The sensibilities of the middle class and upper class  population in 
the USA in the early 1900s were shocked by even the "coded" language in 
Jazz and Blues - no need to use the harsher words!

(however, have any of you all seen the new HBO program "Deadwood?" The 
use of expletives in that 1870s Wild West setting has been researched 
by the writer/producer David Milch , there was a lengthy discussion on 
NPR Fresh Air yesterday:
<http://freshair.npr.org/day_fa.jhtml?display=day&todayDate=03/25/2004> 
)

anyway, I think that the lyrical content of early Jazz is as important 
as the musical content. I know some "Jazz Societies" have a preference 
for groups that do not do a lot of vocals but "And That's Jazz" has 
three good singers and we use them!

Dave Richoux

On Mar 25, 2004, at 6:09 PM, Craig Johnson wrote:

> Well, Dave, you may be more tolerant than I or simply more PC.
>
> While I'll admit that my note was half in jest (to make my washboard
> comment.) still, I feel fairly poorly about rap music.
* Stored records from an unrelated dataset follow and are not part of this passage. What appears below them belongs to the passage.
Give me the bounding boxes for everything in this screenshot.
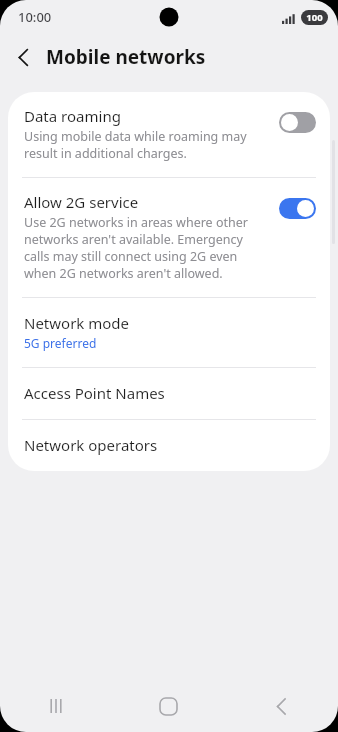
button[interactable]: Data roaming off xyxy=(279,112,316,133)
button[interactable]: Home xyxy=(112,680,225,732)
staticText: Network mode xyxy=(24,313,130,333)
staticText: Use 2G networks in areas where other net… xyxy=(24,214,269,282)
staticText: Allow 2G service xyxy=(24,192,139,212)
button[interactable]: Access Point Names xyxy=(8,368,330,419)
button[interactable]: Back xyxy=(225,680,338,732)
staticText: Mobile networks xyxy=(46,44,206,70)
button[interactable]: Allow 2G service on xyxy=(279,198,316,219)
button[interactable]: Back xyxy=(0,34,46,80)
staticText: Network operators xyxy=(24,435,158,455)
button[interactable]: Recent apps xyxy=(0,680,112,732)
button[interactable]: Allow 2G service xyxy=(8,178,330,297)
button[interactable]: Data roaming xyxy=(8,92,330,177)
button[interactable]: Network operators xyxy=(8,420,330,471)
staticText: Access Point Names xyxy=(24,383,165,403)
staticText: 10:00 xyxy=(18,8,52,26)
button[interactable]: Network mode xyxy=(8,298,330,367)
staticText: 100 xyxy=(306,11,323,24)
staticText: Using mobile data while roaming may resu… xyxy=(24,128,269,162)
staticText: Data roaming xyxy=(24,106,121,126)
staticText: 5G preferred xyxy=(24,335,97,351)
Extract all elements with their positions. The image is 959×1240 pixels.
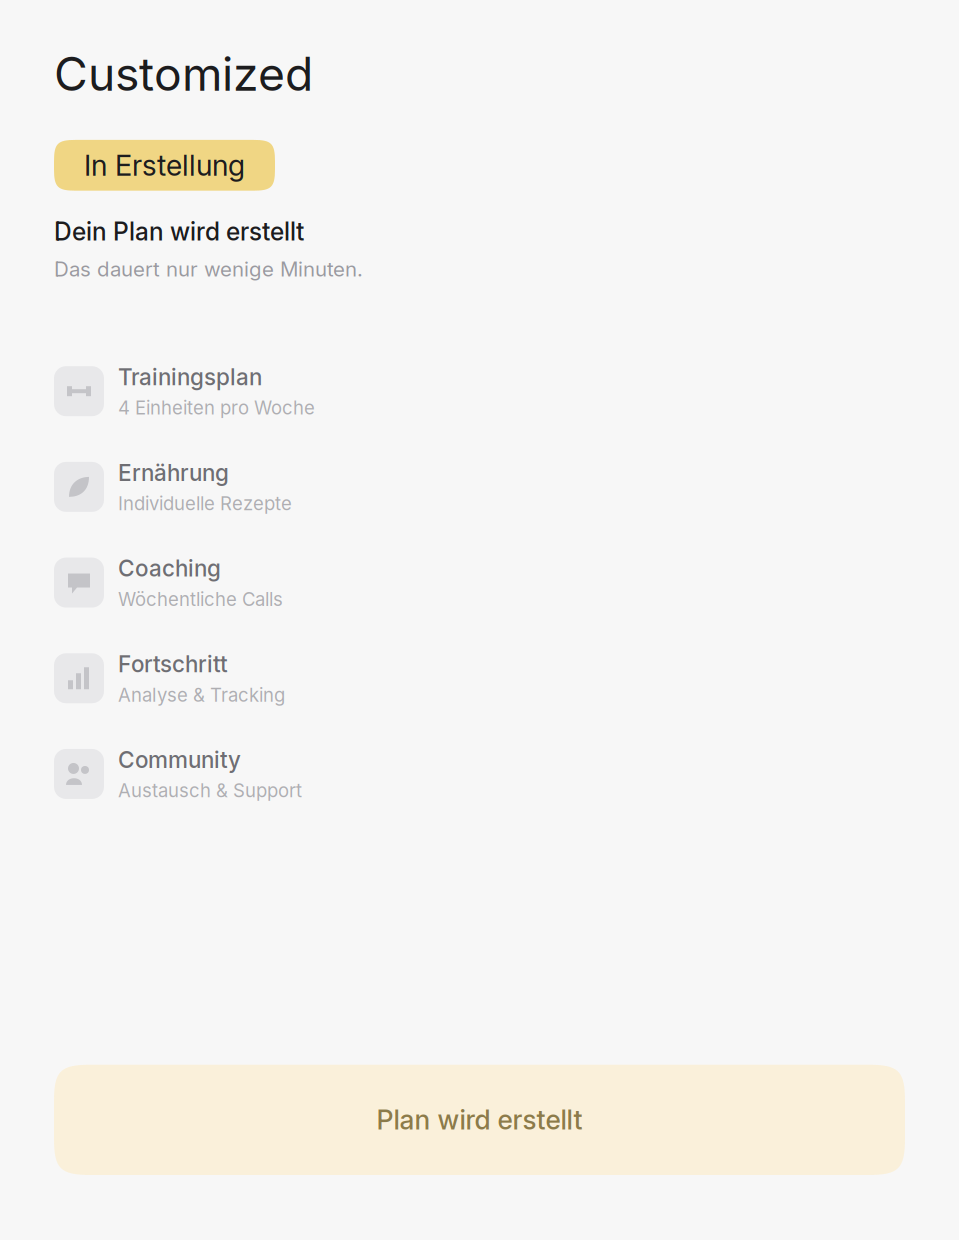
staticText: Ernährung (118, 459, 229, 486)
staticText: Fortschritt (118, 650, 228, 678)
button[interactable]: In Erstellung (54, 140, 275, 191)
staticText: Plan wird erstellt (376, 1104, 582, 1136)
staticText: Trainingsplan (118, 363, 262, 391)
staticText: 4 Einheiten pro Woche (118, 397, 315, 419)
button[interactable]: Trainingsplan (54, 343, 905, 439)
staticText: Coaching (118, 555, 221, 582)
staticText: Customized (54, 46, 313, 102)
staticText: Individuelle Rezepte (118, 492, 292, 515)
button[interactable]: Plan wird erstellt (54, 1065, 905, 1175)
staticText: Analyse & Tracking (118, 684, 285, 706)
staticText: Community (118, 746, 241, 773)
button[interactable]: Community (54, 726, 905, 822)
staticText: In Erstellung (84, 148, 245, 183)
staticText: Das dauert nur wenige Minuten. (54, 256, 363, 281)
staticText: Austausch & Support (118, 779, 302, 802)
staticText: Dein Plan wird erstellt (54, 217, 304, 246)
button[interactable]: Ernährung (54, 439, 905, 535)
button[interactable]: Coaching (54, 535, 905, 630)
button[interactable]: Fortschritt (54, 630, 905, 726)
staticText: Wöchentliche Calls (118, 588, 283, 610)
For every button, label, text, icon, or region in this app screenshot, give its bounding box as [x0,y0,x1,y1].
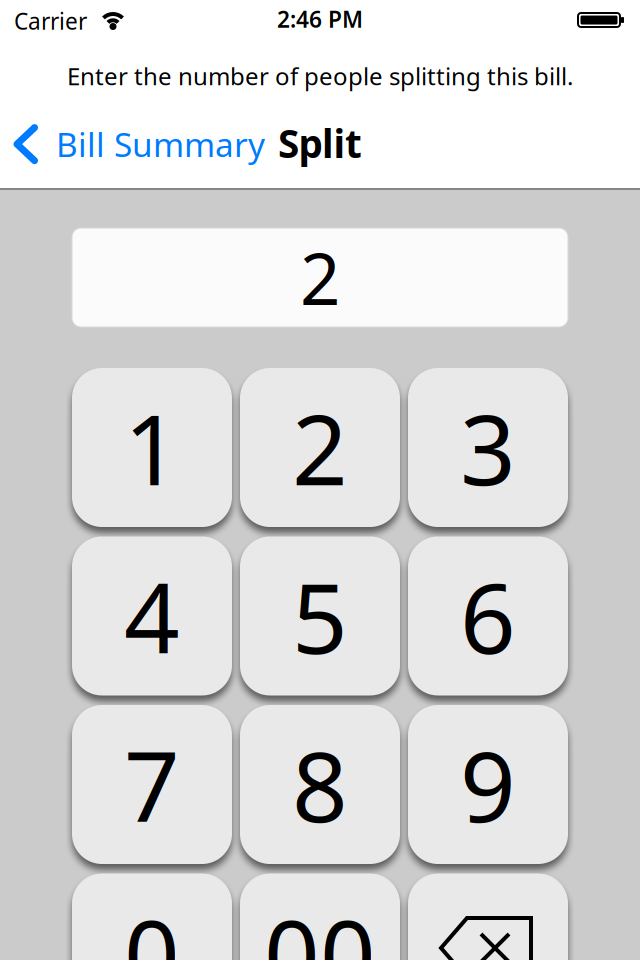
button[interactable]: 2 [240,368,400,527]
button[interactable]: 5 [240,536,400,696]
staticText: 9 [460,720,516,849]
staticText: Bill Summary [56,122,265,166]
staticText: 2 [292,383,348,512]
staticText: 0 [124,888,180,960]
staticText: 2 [300,231,340,324]
button[interactable]: 1 [72,368,232,527]
button[interactable]: 8 [240,705,400,864]
staticText: 8 [292,720,348,849]
staticText: 4 [124,551,180,681]
button[interactable]: 0 [72,874,232,960]
button[interactable]: 7 [72,705,232,864]
button[interactable]: 00 [240,874,400,960]
staticText: Split [278,117,362,169]
button[interactable]: 3 [408,368,568,527]
staticText: 7 [124,720,180,849]
staticText: 2:46 PM [277,4,363,34]
button[interactable]: Bill Summary [13,122,265,166]
button[interactable]: Delete [408,874,568,960]
staticText: Carrier [14,6,87,36]
button[interactable]: 6 [408,536,568,696]
staticText: 6 [460,551,516,681]
button[interactable]: 9 [408,705,568,864]
staticText: 1 [124,383,180,512]
staticText: 3 [460,383,516,512]
staticText: Enter the number of people splitting thi… [67,60,573,92]
staticText: 00 [264,888,376,960]
button[interactable]: 4 [72,536,232,696]
staticText: 5 [292,551,348,681]
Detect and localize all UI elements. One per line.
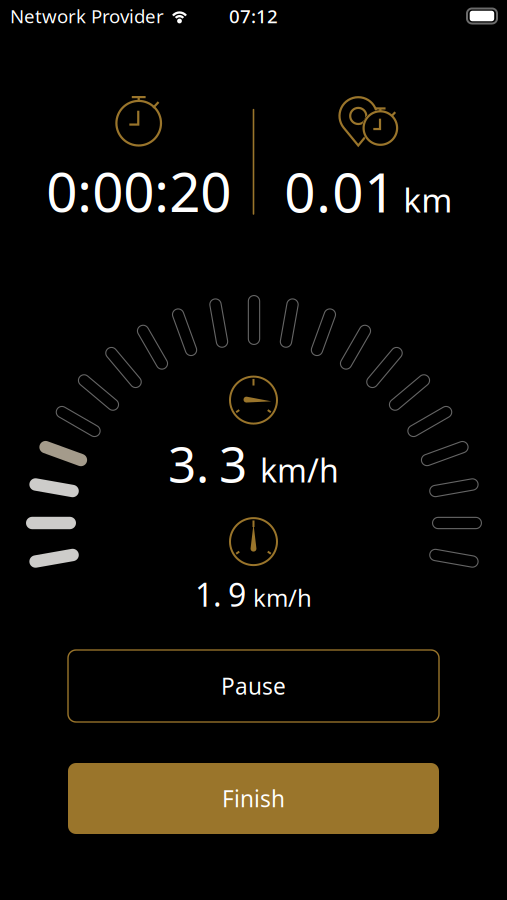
staticText: 0.01 [284, 155, 395, 228]
staticText: 3. [168, 431, 209, 496]
staticText: km/h [260, 449, 339, 491]
button[interactable]: Pause [68, 650, 439, 722]
staticText: km [403, 177, 452, 222]
staticText: 07:12 [229, 4, 278, 28]
staticText: Finish [222, 783, 285, 814]
button[interactable]: Finish [68, 763, 439, 834]
staticText: 9 [228, 573, 246, 616]
staticText: 1. [195, 573, 222, 616]
staticText: 0:00:20 [46, 154, 231, 227]
staticText: km/h [253, 582, 312, 613]
staticText: 3 [219, 431, 247, 496]
staticText: Network Provider [10, 4, 164, 28]
staticText: Pause [221, 671, 286, 701]
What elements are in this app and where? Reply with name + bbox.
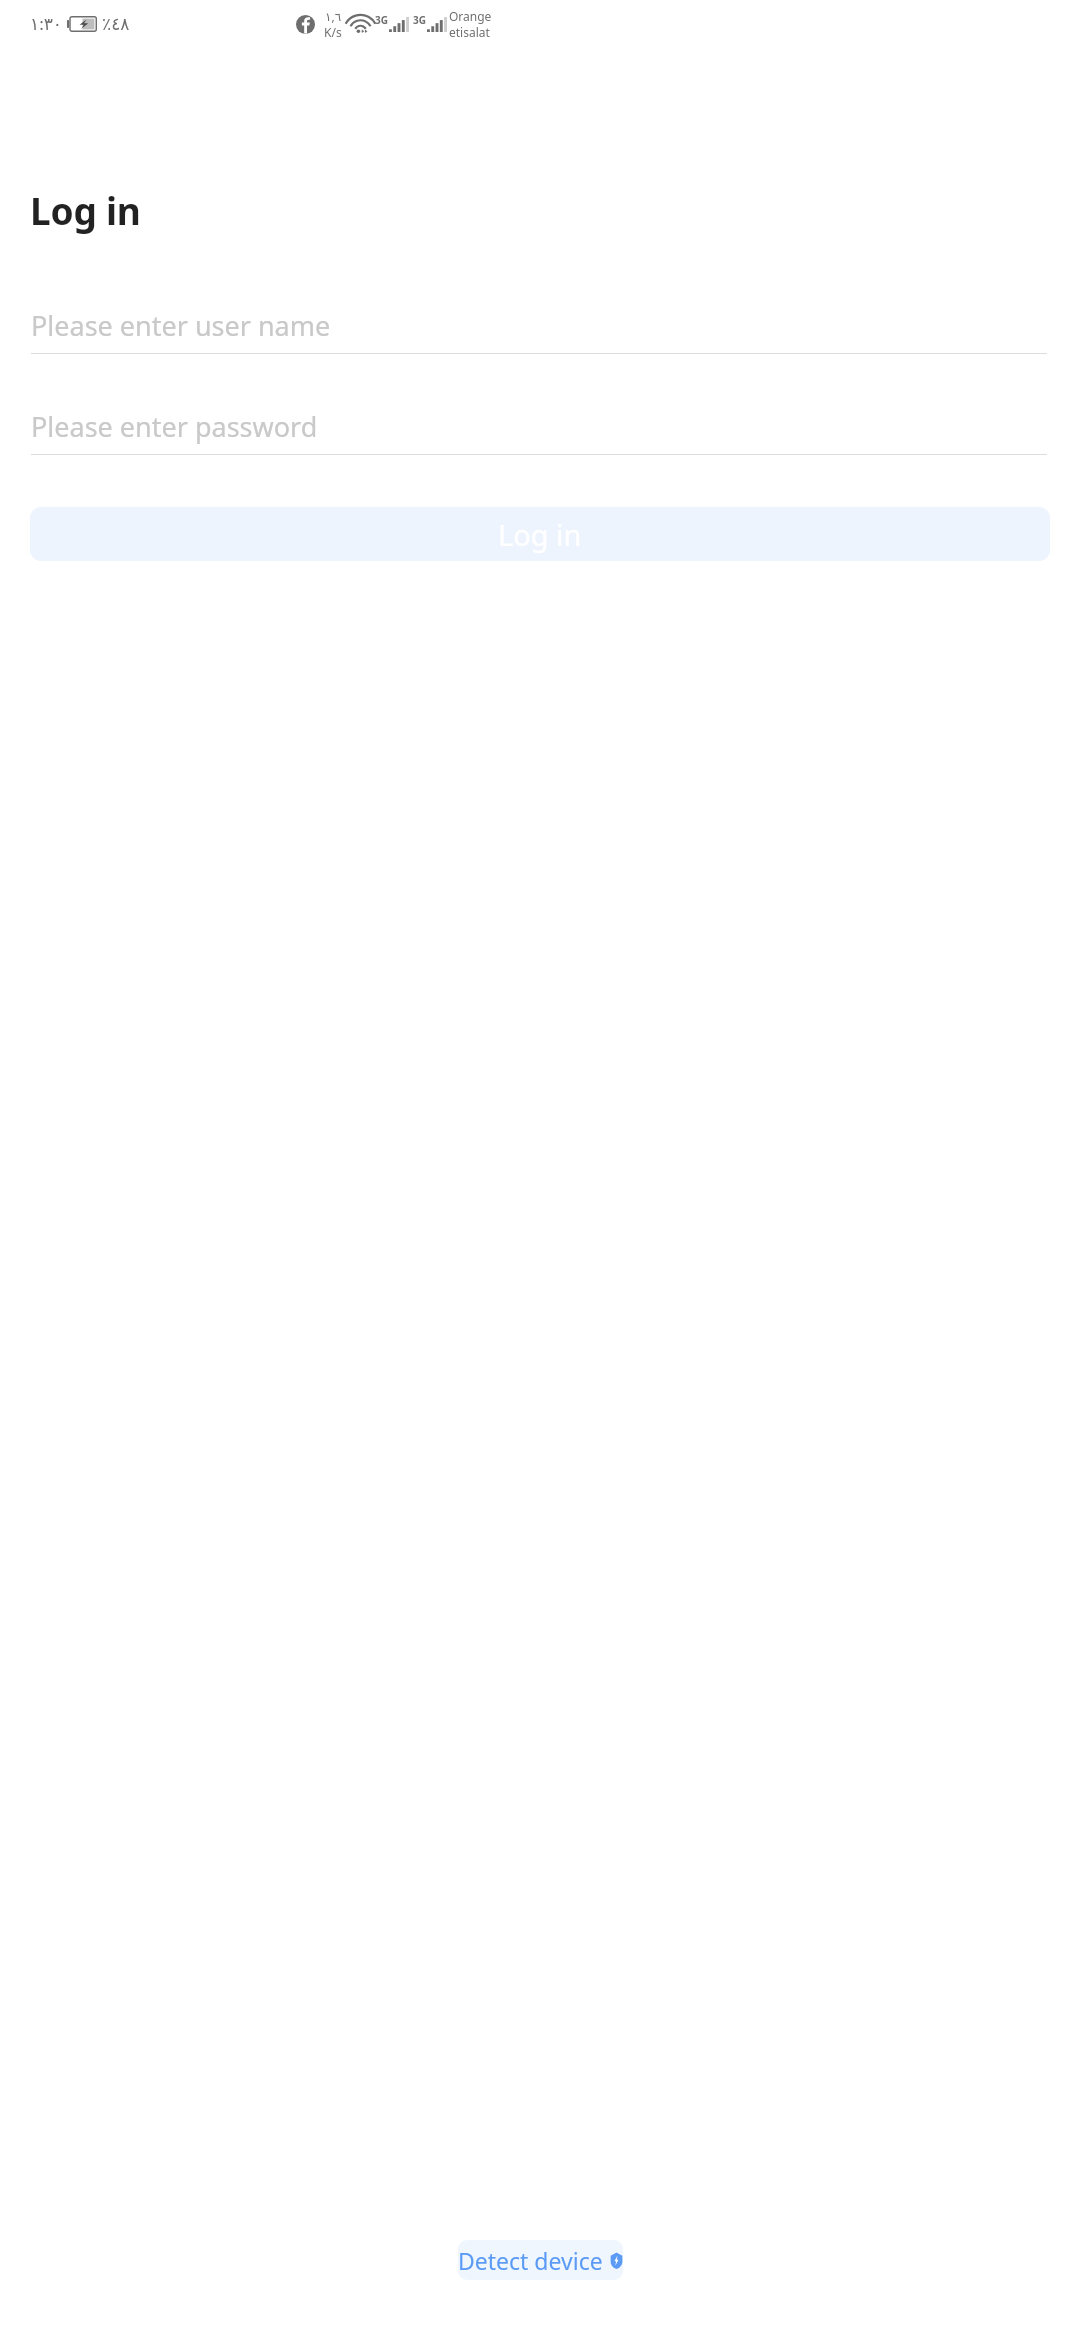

I consider the 
> jazz
> and
> swing age sexual innuendo at least had a bit of subtlety to it , 
> GENERALLY
> mare a double entendre rather than an explicit step by step "how-to" 
> guide.
>
> Warning -- this diatribe continues......
>
> Admittedly, each generation has felt we are going to hell in a 
> handbasket.
> But I think the handbasket is getting smellier.